Recently, swimming became a fully sanctioned sport at Waynesboro Area Senior High School. Last year, a new sport – with a unique format – was added at WASHS, and it is making an impact not just in terms of athletics but in relationship-building between learning support students and their mainstream counterparts.
Bocce, a sport that dates back to the Roman Empire and played predominantly in southeastern Europe for centuries before branching out to other countries, is sponsored by Special Olympics and pairs learning support students with regular education students in matches.
The team is coached by Matt Bosso and Ellen Holtzman, both employees of the Waynesboro Area School District. Waynesboro hosts Greencastle-Antrim at 3 p.m., Wednesday for its first match of the 2022-23 season.

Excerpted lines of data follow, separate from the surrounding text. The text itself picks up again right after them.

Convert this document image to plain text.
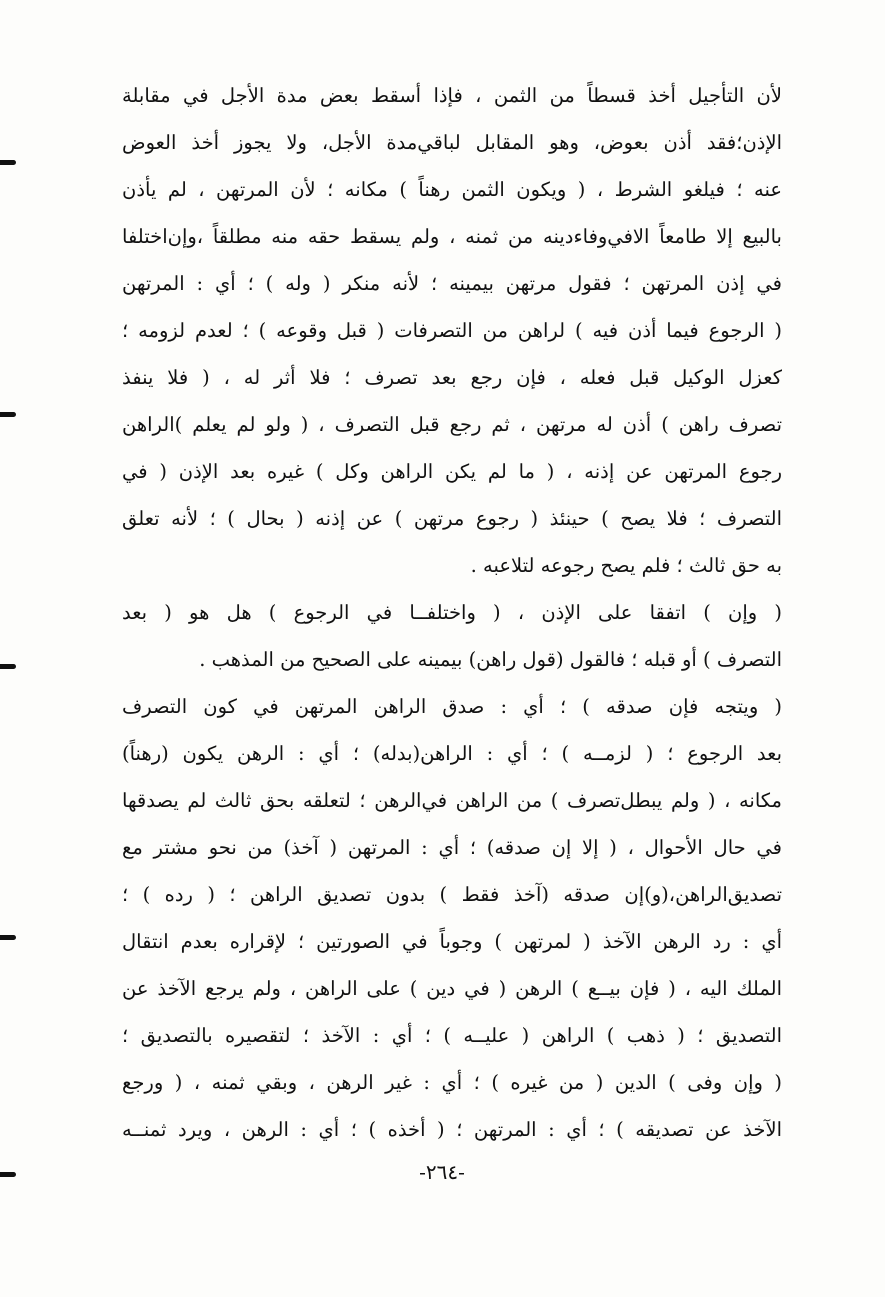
لأن التأجيل أخذ قسطاً من الثمن ، فإذا أسقط بعض مدة الأجل في مقابلة
الإذن؛فقد أذن بعوض، وهو المقابل لباقي‌مدة الأجل، ولا يجوز أخذ العوض
عنه ؛ فيلغو الشرط ، ( ويكون الثمن رهناً ) مكانه ؛ لأن المرتهن ، لم يأذن
بالبيع إلا طامعاً الافي‌وفاءدينه من ثمنه ، ولم يسقط حقه منه مطلقاً ،وإن‌اختلفا
في إذن المرتهن ؛ فقول مرتهن بيمينه ؛ لأنه منكر ( وله ) ؛ أي : المرتهن
( الرجوع فيما أذن فيه ) لراهن من التصرفات ( قبل وقوعه ) ؛ لعدم لزومه ؛
كعزل الوكيل قبل فعله ، فإن رجع بعد تصرف ؛ فلا أثر له ، ( فلا ينفذ
تصرف راهن ) أذن له مرتهن ، ثم رجع قبل التصرف ، ( ولو لم يعلم )الراهن
رجوع المرتهن عن إذنه ، ( ما لم يكن الراهن وكل ) غيره بعد الإذن ( في
التصرف ؛ فلا يصح ) حينئذ ( رجوع مرتهن ) عن إذنه ( بحال ) ؛ لأنه تعلق
به حق ثالث ؛ فلم يصح رجوعه لتلاعبه .
( وإن ) اتفقا على الإذن ، ( واختلفــا في الرجوع ) هل هو ( بعد
التصرف ) أو قبله ؛ فالقول (قول راهن) بيمينه على الصحيح من المذهب .
( ويتجه فإن صدقه ) ؛ أي : صدق الراهن المرتهن في كون التصرف
بعد الرجوع ؛ ( لزمــه ) ؛ أي : الراهن(بدله) ؛ أي : الرهن يكون (رهناً)
مكانه ، ( ولم يبطل‌تصرف ) من الراهن في‌الرهن ؛ لتعلقه بحق ثالث لم يصدقها
في حال الأحوال ، ( إلا إن صدقه) ؛ أي : المرتهن ( آخذ) من نحو مشتر مع
تصديق‌الراهن،(و)إن صدقه (آخذ فقط ) بدون تصديق الراهن ؛ ( رده ) ؛
أي : رد الرهن الآخذ ( لمرتهن ) وجوباً في الصورتين ؛ لإقراره بعدم انتقال
الملك اليه ، ( فإن بيــع ) الرهن ( في دين ) على الراهن ، ولم يرجع الآخذ عن
التصديق ؛ ( ذهب ) الراهن ( عليــه ) ؛ أي : الآخذ ؛ لتقصيره بالتصديق ؛
( وإن وفى ) الدين ( من غيره ) ؛ أي : غير الرهن ، وبقي ثمنه ، ( ورجع
الآخذ عن تصديقه ) ؛ أي : المرتهن ؛ ( أخذه ) ؛ أي : الرهن ، ويرد ثمنــه
-٢٦٤-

“A lot of people, especially students, have never heard of bocce, so they have no idea what to expect,” said Bosso. “Mo bocce experience was limited to beach vacations. I definitely had to do my research before I started coaching. We were able to generate a lot of excitement around the team last year in our inaugural year.”
The team is composed of seven students in learning support classrooms and seven students in regular education classrooms.
Waynesboro is fielding two teams this season. There will be two courts set up inside the WASHS gymnasium.
The roster for team one is: Liberty Duncan, Kolton Gibney, Samuel Berendt, Mary Skehan, Zelie Musolino, William Boltz and Nathan Hunt.
The roster for team two is: Zachary Deardorff, Rachel Lingenfelter, Daniel Hunt, Michael Skehan, Ella Swart, Emma Ridge and Andrew Soffe.
“The students that are in the regular Ed classroom are not mentors to the other students,” Bosso pointed out. “They are their teammates. They compete with and against students in special Ed and regular Ed. During the matches, the coaches are not allowed to coach; we have to sit off on the side and watch. That being said, our athletes help coach each other during the matches.”
Traditionally played on soil or asphalt on a court measuring 90 feet in length and 13.1 feet wide, the object of bocce is to score points by placing the ball closest to the target ball. The team closest to the “pallina” is the only team that can score in any frame. The pallina measures 1 ½ inches in diameter, while the bocce ball (made of rubber with gel inside) is four inches in diameter.
Each team has four rolls per frame. The length of a match is either 16 points or 30 minutes.
“It’s rare for it to last to 16 points,” said Bosso, who teaches health and physical education at Waynesboro Area Middle School.
Holtzman teaches learning support at WASHS.
The measurement of the court in unified play is 60 feet by 12 feet.
“One of the best things about having a bocce program is having a sport that all students of any ability can participate in and earn a varsity letter to become a student-athlete at Waynesboro,” Bosso said. “Another thing I really enjoy is seeing the interactions with all of our athletes and the bonds that they develop throughout the course of the season.”
Waynesboro’s next competition is Jan. 4 at Carlisle, followed by a match at Greencastle-Antrim on Feb. 1.